Flashback to 1813
On the evening of June 21, 1813, American soldiers knocked on the door of the Secord home in Queenston, Ontario, demanding food. As they ate, Laura Secord overheard their plans to attack the British and Canadian forces stationed at Beaver Dams. Although Laura was born in the United States, she had emigrated to Canada with her family, and she knew that if the British were not warned about the impending American attack, the results could be disastrous.
For over a year, the War of 1812 had been raging, and Laura’s own husband had been seriously wounded at the Battle of Queenston Heights the previous fall. Parts of the Niagara Region were already in American hands, and any more victories might mean that all of Upper Canada could become a part of the United States. As her husband was still too injured to travel, and her children were too young to make the trek with her, she set out alone to warn Lieutenant Fitzgibbon about the Americans’ plans.

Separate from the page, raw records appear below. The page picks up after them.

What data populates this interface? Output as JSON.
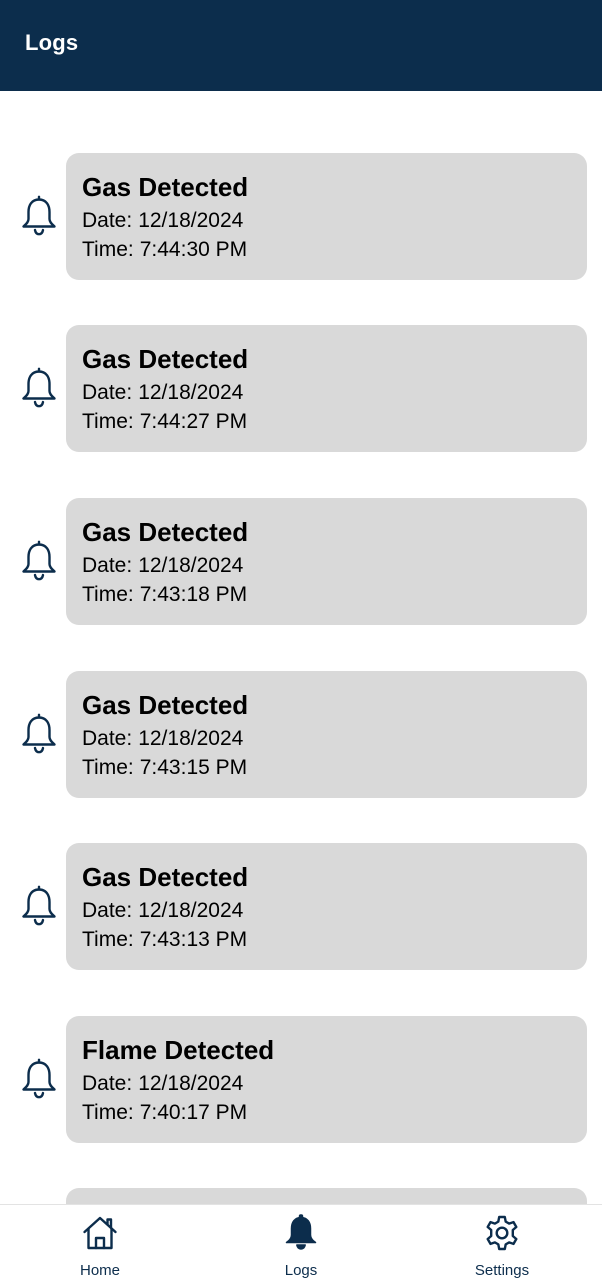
{
  "app_bar": {
    "title": "Logs"
  },
  "logs": [
    {
      "title": "Gas Detected",
      "date_label": "Date:",
      "date": "12/18/2024",
      "time_label": "Time:",
      "time": "7:44:30 PM",
      "icon": "bell-outline-icon"
    },
    {
      "title": "Gas Detected",
      "date_label": "Date:",
      "date": "12/18/2024",
      "time_label": "Time:",
      "time": "7:44:27 PM",
      "icon": "bell-outline-icon"
    },
    {
      "title": "Gas Detected",
      "date_label": "Date:",
      "date": "12/18/2024",
      "time_label": "Time:",
      "time": "7:43:18 PM",
      "icon": "bell-outline-icon"
    },
    {
      "title": "Gas Detected",
      "date_label": "Date:",
      "date": "12/18/2024",
      "time_label": "Time:",
      "time": "7:43:15 PM",
      "icon": "bell-outline-icon"
    },
    {
      "title": "Gas Detected",
      "date_label": "Date:",
      "date": "12/18/2024",
      "time_label": "Time:",
      "time": "7:43:13 PM",
      "icon": "bell-outline-icon"
    },
    {
      "title": "Flame Detected",
      "date_label": "Date:",
      "date": "12/18/2024",
      "time_label": "Time:",
      "time": "7:40:17 PM",
      "icon": "bell-outline-icon"
    }
  ],
  "bottom_nav": {
    "items": [
      {
        "label": "Home",
        "icon": "home-icon",
        "active": false
      },
      {
        "label": "Logs",
        "icon": "bell-filled-icon",
        "active": true
      },
      {
        "label": "Settings",
        "icon": "gear-icon",
        "active": false
      }
    ]
  },
  "colors": {
    "primary": "#0c2d4c",
    "card_background": "#d9d9d9",
    "background": "#ffffff"
  }
}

Leaving her home in Queenston before dawn on the morning of June 22, Laura first made her way to her sister-in-law’s home in St. Davids. Finding that none of her family members were able to make the journey, Laura realized it was up to her to take the message to Decew House, where the British and Canadian forces were stationed. Avoiding main roads for fear of encountering American soldiers, she passed through St. Catharines, crossed streams and swamps, and finally climbed up the Niagara Escarpment, where she encountered a group of First Nations warriors. She insisted that she be taken to Lieutenant Fitzgibbon, and although exhausted, she finished her trek to Decew House and passed on her warning. Thanks to her courage and heroism, the American attack was thwarted by the First Nations allies, and a large force of American soldiers was captured. Laura received little recognition for her bravery during her lifetime. She continued in her role as wife and mother, and was only rewarded late in life by a monetary gift from the Prince of Wales.

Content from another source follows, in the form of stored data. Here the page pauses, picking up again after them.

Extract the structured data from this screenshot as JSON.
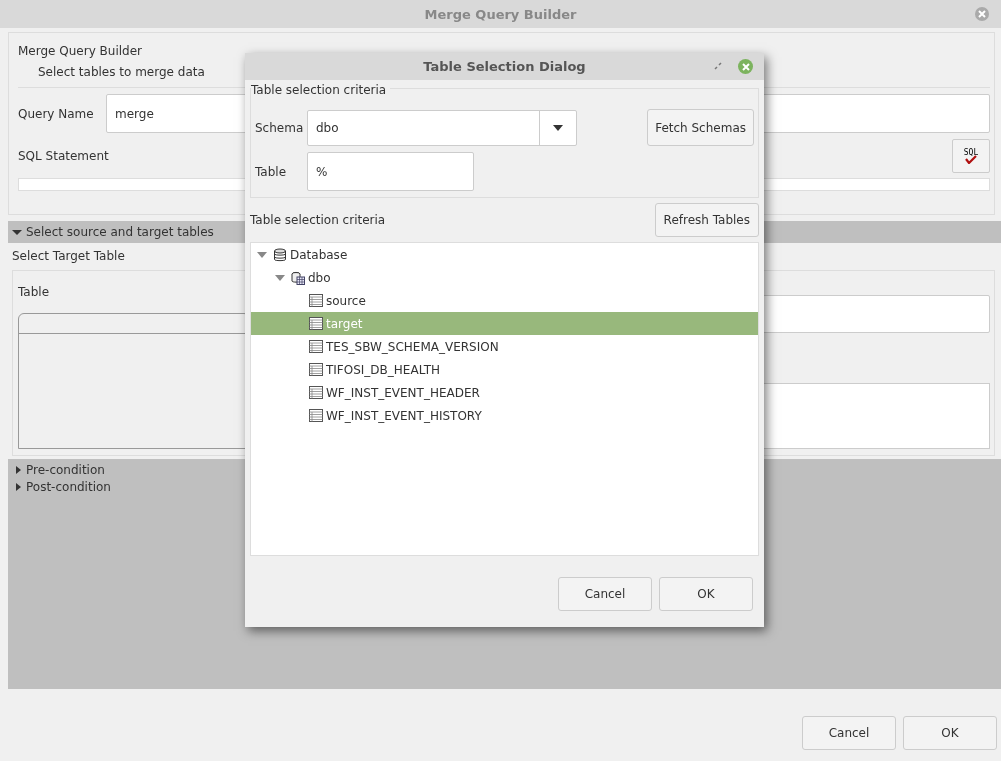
{
  "window": {
    "title": "Merge Query Builder"
  },
  "header": {
    "title": "Merge Query Builder",
    "subtitle": "Select tables to merge data"
  },
  "query_name": {
    "label": "Query Name",
    "value": "merge"
  },
  "sql_statement": {
    "label": "SQL Statement",
    "button_text": "SQL"
  },
  "source_target_section": {
    "label": "Select source and target tables",
    "expanded": true,
    "target_label": "Select Target Table",
    "table_label": "Table"
  },
  "collapsed_sections": [
    {
      "label": "Pre-condition",
      "expanded": false
    },
    {
      "label": "Post-condition",
      "expanded": false
    }
  ],
  "buttons": [
    {
      "label": "Cancel"
    },
    {
      "label": "OK"
    }
  ],
  "dialog": {
    "title": "Table Selection Dialog",
    "criteria_group": {
      "title": "Table selection criteria",
      "schema_label": "Schema",
      "schema_value": "dbo",
      "fetch_button": "Fetch Schemas",
      "table_label": "Table",
      "table_value": "%"
    },
    "tree_label": "Table selection criteria",
    "refresh_button": "Refresh Tables",
    "tree": [
      {
        "label": "Database",
        "kind": "database",
        "expanded": true,
        "selected": false,
        "children": [
          {
            "label": "dbo",
            "kind": "schema",
            "expanded": true,
            "selected": false,
            "children": [
              {
                "label": "source",
                "kind": "table",
                "selected": false
              },
              {
                "label": "target",
                "kind": "table",
                "selected": true
              },
              {
                "label": "TES_SBW_SCHEMA_VERSION",
                "kind": "table",
                "selected": false
              },
              {
                "label": "TIFOSI_DB_HEALTH",
                "kind": "table",
                "selected": false
              },
              {
                "label": "WF_INST_EVENT_HEADER",
                "kind": "table",
                "selected": false
              },
              {
                "label": "WF_INST_EVENT_HISTORY",
                "kind": "table",
                "selected": false
              }
            ]
          }
        ]
      }
    ],
    "buttons": [
      {
        "label": "Cancel"
      },
      {
        "label": "OK"
      }
    ]
  }
}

Fast forward 100 years to 1913
The first registered Guiding unit in Canada had been formed in St. Catharines three years prior, and the Guides often traveled by “covered wagon” to Queenston Heights for picnics. The first of these trips was taken on a swelteringly hot day (much like the day Laura had made her walk) to take part in the unveiling of a statue of Laura Secord. She was considered by the early Guides to be “…resourceful and an inspiration to Guiding. One Guide recalls that the Guider took along a concoction of oatmeal water to keep her Guides cool.” (The Story of the Girl Guides in Ontario by Katherine Panabaker, Girl Guides of Canada, Ontario Council, 1966).

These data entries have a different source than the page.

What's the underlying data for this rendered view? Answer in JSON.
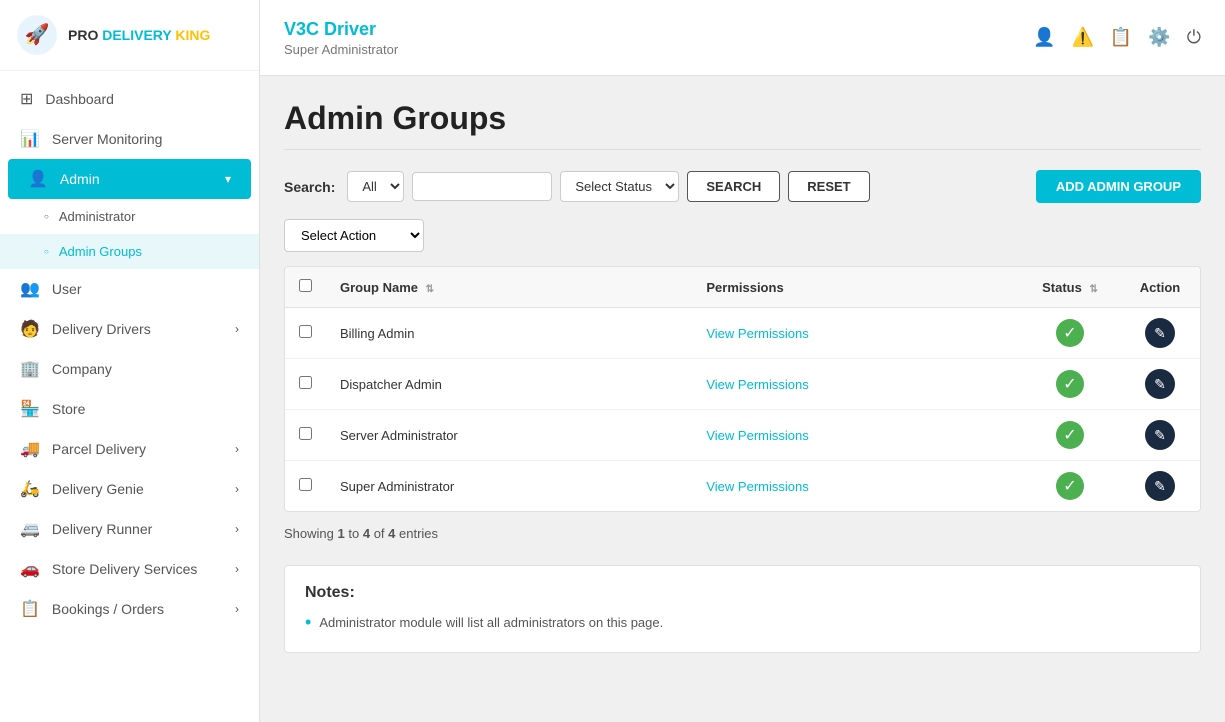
{
  "logo": {
    "pro": "PRO",
    "delivery": "DELIVERY",
    "king": "KING"
  },
  "header": {
    "title": "V3C Driver",
    "subtitle": "Super Administrator"
  },
  "sidebar": {
    "items": [
      {
        "id": "dashboard",
        "label": "Dashboard",
        "icon": "⊞",
        "active": false
      },
      {
        "id": "server-monitoring",
        "label": "Server Monitoring",
        "icon": "📊",
        "active": false
      },
      {
        "id": "admin",
        "label": "Admin",
        "icon": "👤",
        "active": true,
        "expanded": true
      },
      {
        "id": "administrator",
        "label": "Administrator",
        "icon": "○",
        "active": false,
        "sub": true
      },
      {
        "id": "admin-groups",
        "label": "Admin Groups",
        "icon": "○",
        "active": true,
        "sub": true
      },
      {
        "id": "user",
        "label": "User",
        "icon": "👥",
        "active": false
      },
      {
        "id": "delivery-drivers",
        "label": "Delivery Drivers",
        "icon": "🧑",
        "active": false,
        "hasArrow": true
      },
      {
        "id": "company",
        "label": "Company",
        "icon": "🏢",
        "active": false
      },
      {
        "id": "store",
        "label": "Store",
        "icon": "🏪",
        "active": false
      },
      {
        "id": "parcel-delivery",
        "label": "Parcel Delivery",
        "icon": "🚚",
        "active": false,
        "hasArrow": true
      },
      {
        "id": "delivery-genie",
        "label": "Delivery Genie",
        "icon": "🛵",
        "active": false,
        "hasArrow": true
      },
      {
        "id": "delivery-runner",
        "label": "Delivery Runner",
        "icon": "🚐",
        "active": false,
        "hasArrow": true
      },
      {
        "id": "store-delivery-services",
        "label": "Store Delivery Services",
        "icon": "🚗",
        "active": false,
        "hasArrow": true
      },
      {
        "id": "bookings-orders",
        "label": "Bookings / Orders",
        "icon": "📋",
        "active": false,
        "hasArrow": true
      }
    ]
  },
  "page": {
    "title": "Admin Groups"
  },
  "search": {
    "label": "Search:",
    "all_option": "All",
    "status_placeholder": "Select Status",
    "search_btn": "SEARCH",
    "reset_btn": "RESET",
    "add_btn": "ADD ADMIN GROUP"
  },
  "bulk_action": {
    "placeholder": "Select Action"
  },
  "table": {
    "columns": [
      {
        "id": "group-name",
        "label": "Group Name",
        "sortable": true
      },
      {
        "id": "permissions",
        "label": "Permissions"
      },
      {
        "id": "status",
        "label": "Status",
        "sortable": true
      },
      {
        "id": "action",
        "label": "Action"
      }
    ],
    "rows": [
      {
        "id": 1,
        "group_name": "Billing Admin",
        "permissions_label": "View Permissions",
        "status": "active"
      },
      {
        "id": 2,
        "group_name": "Dispatcher Admin",
        "permissions_label": "View Permissions",
        "status": "active"
      },
      {
        "id": 3,
        "group_name": "Server Administrator",
        "permissions_label": "View Permissions",
        "status": "active"
      },
      {
        "id": 4,
        "group_name": "Super Administrator",
        "permissions_label": "View Permissions",
        "status": "active"
      }
    ]
  },
  "pagination": {
    "showing": "Showing",
    "from": "1",
    "to": "4",
    "of": "of",
    "total": "4",
    "entries": "entries"
  },
  "notes": {
    "title": "Notes:",
    "items": [
      "Administrator module will list all administrators on this page."
    ]
  }
}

Fast forward another 100 years to 2013
The Bicentennial of the War of 1812 is being celebrated, and the decision is made to commemorate Laura Secord’s bravery with a hike, following the approximate route she would have taken. Growing up in the Niagara Region, steeped in this history, and having worked at the Laura Secord Homestead as a teenager, I felt incredibly compelled to be a part of this event. Knowing about the connection of the early Guides to Laura, I also wanted my daughter, a first-year Spark, to be a part of this ongoing history as well. So, on the morning of June 22, 2013, we set out from Laura’s house on the first leg of a 32km trek.
If you’ve ever hiked with Sparks, you know that a 32km hike is a bit ambitious. Luckily, the hike organizers had thought of that, and shuttle buses were available to help us get to each of the checkpoints beyond the first leg. There were activities, music, dancing and art all along the route, commemorating Laura, the First Nations and Canadians who stood up and fought for what they believed in. Arriving at Decew House late in the afternoon, we felt a great sense of accomplishment, and had a new appreciation for the sacrifices and contributions early Canadians made.
So, do I think Laura Secord is still an inspiration to Guiding 200 years later? I certainly think that she evoked our Promise and Laws: she “did her best” and was “true to herself, her beliefs and Canada.” By undertaking such a long, dangerous walk, putting herself and her family at risk of reprisal from the Americans, she “recognized her talents and abilities” and absolutely lived “with courage and strength.” I like to think that if Guiding had existed back then, Laura would have approved.
By guest blogger and Guider ‘Glowie’, aka Megan Gilchrist. Megan is the Contact Guider for the 7th St. Catharines Guiding (multi-branch)Unit. Read Megan’s other contributions to GirlGuidesCANBlog: I Bee-Lieve in Camp, Geo-What??? Or How to Hunt for Treasure in Your own Backyard, Hands-on History, Every Penny Counts, and “Multi-Branch” Means More Fun!
YAY Megan!!!!! You and your daughter should be so proud of that accomplishement!!!
Thanks for this blogpost Megan! My daughter just received some Laura Secord lollipops from her grandma for her birthday. My mom did try to tell her about Laura Secord so she knew who she was and why she was important. I’m going to share your blog with her as well as an example of a strong, Canadian woman.